During a visit on Wednesday to the Mexican capital in which he met with both current officials as well as key advisers to President-elect Andres Manuel Lopez Obrador, Perry brushed off concerns that U.S. refiners stand to lose their biggest foreign market.
“It’s a good goal for Mexico. I tip my hat to the president-elect for having that as a goal,” said Perry, a former governor of Texas, the most prominent energy producing and refining U.S. state. “I hope they’re successful with that transition.”
So far this year, Mexico has imported an average of 1.19 million barrels per day (bpd) of fuel including gasoline and diesel, according to the U.S. Energy Information Administration.
Fuel imports now represent 60 percent of the country’s total consumption, as crude processing at Mexico’s domestic refineries has steadily declined.

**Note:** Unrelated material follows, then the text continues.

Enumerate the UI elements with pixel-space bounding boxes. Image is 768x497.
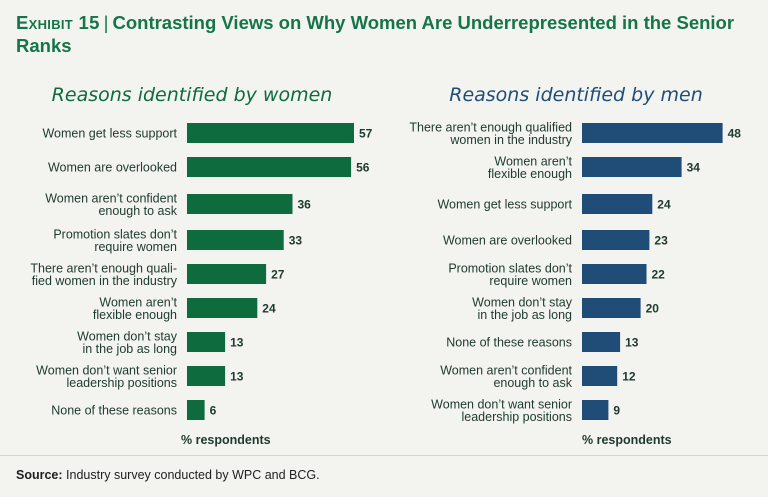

Lopez Obrador won a landslide victory last month and in December will take office as Mexico’s first leftist president in decades.
He has repeatedly promised to end foreign gasoline imports within three years and grow domestic production of value-added fuels at home, pledging to revive the six existing state-owned refineries operated by national oil company Pemex, as well as build a new one.
“That’s not going to happen overnight. He knows that, we know that,” Perry told a group of reporters on Wednesday afternoon after meeting with Lopez Obrador’s designated chief of staff, Alfonso Romo, and his future energy minister Rocio Nahle.
He said Romo also met with David Malpass, the U.S. Treasury Department’s under secretary for international affairs.
“What I heard today was a bit of realism from both Nahle and Romo,” he added, without going into further detail.
The American Fuel and Petrochemical Manufacturers (AFPM), which represents U.S. refiners, did not immediately respond to a request for comment on Perry’s statement.
Perry pointed to growing South American markets as potential new buyers of U.S. refined products, noting that Venezuela’s oil output has plummeted amid a major economic crisis.
“We’re going to have more markets, most likely, than we’re going to have product,” he said.